There are classes for kids (nursery through high school). In the summer and during school breaks, there are camps and outings and service projects. The whole thing is organized quite efficiently. The classes are clean and bright. The people are nice. In fact, Susan (the woman who is in the 2-year-old classroom almost every week) is fantastic with kids and is super conscientious about their health & well-being.
That said, I still don’t leave my almost-3-year-old in the class (and I never have). Nor do I leave her 5-month-old sister in the nursery.
It’s obviously a very personal decision and I certainly respect that many parents feel differently than I do for a variety of reasons…and that is perfectly okay. Every child and every family is different. But I thought I’d share my “reasons” in case you’re curious why we do the things we do:
1. I don’t want my baby to cry. If I leave my baby in a stranger’s arms, she cries…which I think is perfectly healthy and good. Quite frankly, “Separation Anxiety” gets a bad rap in our culture. It’s actually a very positive thing, in my opinion. It seems to me that a baby should cry if they are left in the care of someone unfamiliar. It’s actually a bit disconcerting to me that our culture will look at a baby who can be dropped off anywhere with anyone without crying and say, “What a well-adjusted baby!” And then, when a baby cries when dropped off in an unfamiliar setting, people shake their heads and say, “tsk. tsk.” It baffles me, really. I actually tend to think the opposite. If a baby cries when given to a stranger, I tend to think “What a smart and astute baby. She really knows her parents.”

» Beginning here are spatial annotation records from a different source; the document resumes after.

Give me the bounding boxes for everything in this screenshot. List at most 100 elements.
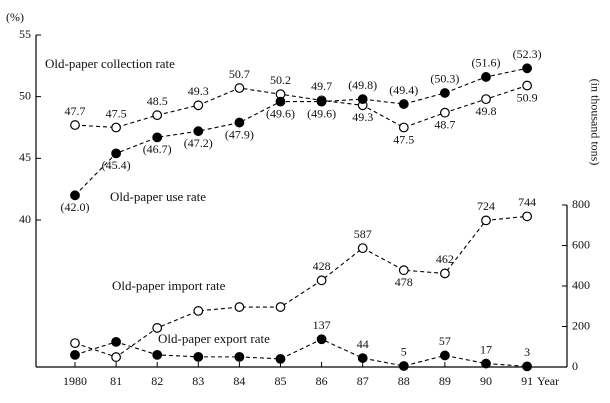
data-point: [440, 88, 450, 98]
data-point: [522, 63, 532, 74]
x-tick-label: 89: [439, 374, 451, 388]
data-point: [481, 72, 491, 82]
value-label: 587: [354, 227, 372, 241]
data-point: [152, 323, 163, 333]
y2-axis-label: (in thousand tons): [588, 79, 602, 166]
series-line: [74, 85, 528, 129]
x-tick-label: 85: [275, 374, 287, 388]
value-label: 3: [524, 345, 530, 359]
x-tick-label: 81: [110, 374, 122, 388]
data-point: [275, 302, 286, 312]
data-point: [111, 148, 121, 159]
data-point: [398, 361, 409, 371]
value-label: 478: [395, 275, 413, 289]
y2-tick-label: 200: [572, 318, 590, 332]
value-label: (49.6): [307, 106, 336, 120]
data-point: [70, 190, 80, 201]
value-label: 49.8: [476, 104, 497, 118]
value-label: (45.4): [102, 158, 131, 172]
x-tick-label: 1980: [63, 374, 87, 388]
data-point: [152, 349, 163, 360]
value-label: 50.9: [517, 90, 538, 104]
data-point: [316, 334, 327, 345]
value-label: (49.6): [266, 106, 295, 120]
x-tick-label: 83: [192, 374, 204, 388]
value-label: 44: [357, 337, 369, 351]
data-point: [357, 353, 368, 363]
data-point: [522, 80, 532, 91]
data-point: [111, 122, 121, 133]
value-label: 49.3: [188, 84, 209, 98]
data-point: [398, 122, 409, 133]
data-point: [316, 96, 327, 107]
y-tick-label: 55: [19, 27, 31, 41]
data-point: [440, 350, 450, 361]
y2-tick-label: 800: [572, 197, 590, 211]
value-label: 47.7: [65, 104, 86, 118]
value-label: 744: [518, 195, 536, 209]
value-label: 47.5: [393, 132, 414, 146]
data-point: [234, 83, 245, 93]
data-point: [111, 336, 121, 347]
data-point: [481, 215, 491, 226]
data-point: [70, 349, 80, 360]
data-point: [193, 126, 204, 137]
data-point: [522, 211, 532, 222]
value-label: 428: [313, 259, 331, 273]
value-label: 462: [436, 252, 454, 266]
y-axis-label: (%): [6, 10, 24, 24]
value-label: (47.2): [184, 136, 213, 150]
y-tick-label: 50: [19, 88, 31, 102]
y2-tick-label: 0: [572, 359, 578, 373]
data-point: [152, 132, 163, 143]
value-label: 48.5: [147, 94, 168, 108]
series-line: [74, 67, 528, 196]
x-tick-label: 91: [521, 374, 533, 388]
value-label: 137: [313, 318, 331, 332]
data-point: [398, 99, 409, 109]
y-tick-label: 40: [19, 212, 31, 226]
x-tick-label: 84: [233, 374, 245, 388]
series-name: Old-paper export rate: [158, 331, 270, 346]
x-tick-label: 82: [151, 374, 163, 388]
data-point: [440, 107, 450, 118]
x-tick-label: 90: [480, 374, 492, 388]
y2-tick-label: 400: [572, 278, 590, 292]
x-tick-label: 88: [398, 374, 410, 388]
data-point: [357, 243, 368, 254]
value-label: 50.7: [229, 67, 250, 81]
x-tick-label: 86: [316, 374, 328, 388]
value-label: (42.0): [61, 200, 90, 214]
data-point: [234, 117, 245, 128]
value-label: 724: [477, 199, 495, 213]
value-label: (51.6): [472, 56, 501, 70]
series-line: [74, 338, 528, 367]
data-point: [234, 302, 245, 312]
value-label: 48.7: [434, 117, 455, 131]
series-name: Old-paper import rate: [112, 278, 226, 293]
value-label: (46.7): [143, 142, 172, 156]
data-point: [111, 352, 121, 362]
y2-tick-label: 600: [572, 237, 590, 251]
data-point: [70, 120, 80, 130]
series-name: Old-paper use rate: [110, 189, 206, 204]
series-line: [74, 215, 528, 358]
data-point: [152, 110, 163, 121]
data-point: [522, 361, 532, 372]
data-point: [398, 265, 409, 276]
data-point: [440, 268, 450, 279]
y-tick-label: 45: [19, 150, 31, 164]
data-point: [234, 351, 245, 362]
x-tick-label: 87: [357, 374, 369, 388]
value-label: 47.5: [106, 106, 127, 120]
value-label: 50.2: [270, 73, 291, 87]
data-point: [275, 96, 286, 107]
value-label: (49.4): [389, 83, 418, 97]
series-name: Old-paper collection rate: [45, 56, 175, 71]
data-point: [193, 306, 204, 316]
value-label: 5: [401, 345, 407, 359]
value-label: 17: [480, 342, 492, 356]
data-point: [193, 351, 204, 362]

So my 5-month-old stays right where she should be – close to me, close to my heart. And we accompany her big sister to the 2-year-old class. My 2-year-old and I have had many conversations about the kids’ class and she likes it, but always politely asks me to stay with her. She assures me that she will go to the class by herself “when I get bigger.” And I am 100% okay with that. Pretty soon, she’ll be scampering off and waving “good-bye” – just like that. For now, we’ll stay together.
2. I don’t want someone else to change my child’s diaper/take my child to the potty. Again, this is totally a personal preference thing, but I just like to do “personal hygiene” tasks myself. My husband and I try to instill a sense of “privacy” and modesty in our girls – and I’d rather them not think it’s okay for others to see their sweet bottoms.
3. I don’t want my kids to get sick. Babies slobber on everything. Toddlers don’t know to cover their mouths when they sneeze. So they gladly “share” their sicknesses (snotty noses, coughs, sore throats, etc.). I’m always surprised when I talk to a parent on Saturday and hear that their child is throwing up…and then they come waltzing up to the kids’ area on Sunday to drop off their child. It happens surprisingly often.
4. The ratio of kids to adults is too high. Sometimes I get overwhelmed by the focus, energy, and physicality that is required to care for my two girls – and I just have two. Then, I go to the “kids’ class” at church and there are over ten 1 and 2 year olds…and two adults. They do a phenomenal job, but they only have four hands between them.
5. MOST OF ALL, I want to be with my kids. I like being with my kids. Sometimes people ask me if I want to leave my baby in the nursery and “get a break” – and I’m sure I get a rather quizzical expression on my face. Because that wouldn’t be a break for me.
A break would be hanging out in my 2-year-old’s room in our pajamas, watching her jump “high in the sky” on her bed and then reading story after story under the covers, stopping to make her baby sister smile and laugh. Yes, I fully acknowledge that “playing the day away” (as my 2-year-old calls it) is exhausting too – but it’s also oddly comforting.
A break would be going for a run or out to coffee with my 5-month-old and a friend for an hour, while my husband has some daddy-daughter time with my older one.
A break would be an evening walk with my family.
But leaving my baby in a nursery? A break, that is not.
When I first had my older daughter, I felt a bit self-conscious about our decision. I felt questioning eyes on me when I brought my baby into the church service week-after-week. I felt timid, unsure.
But now I don’t. Now, I realize what works for our family and do it – gently, peacefully, with a smile on my face.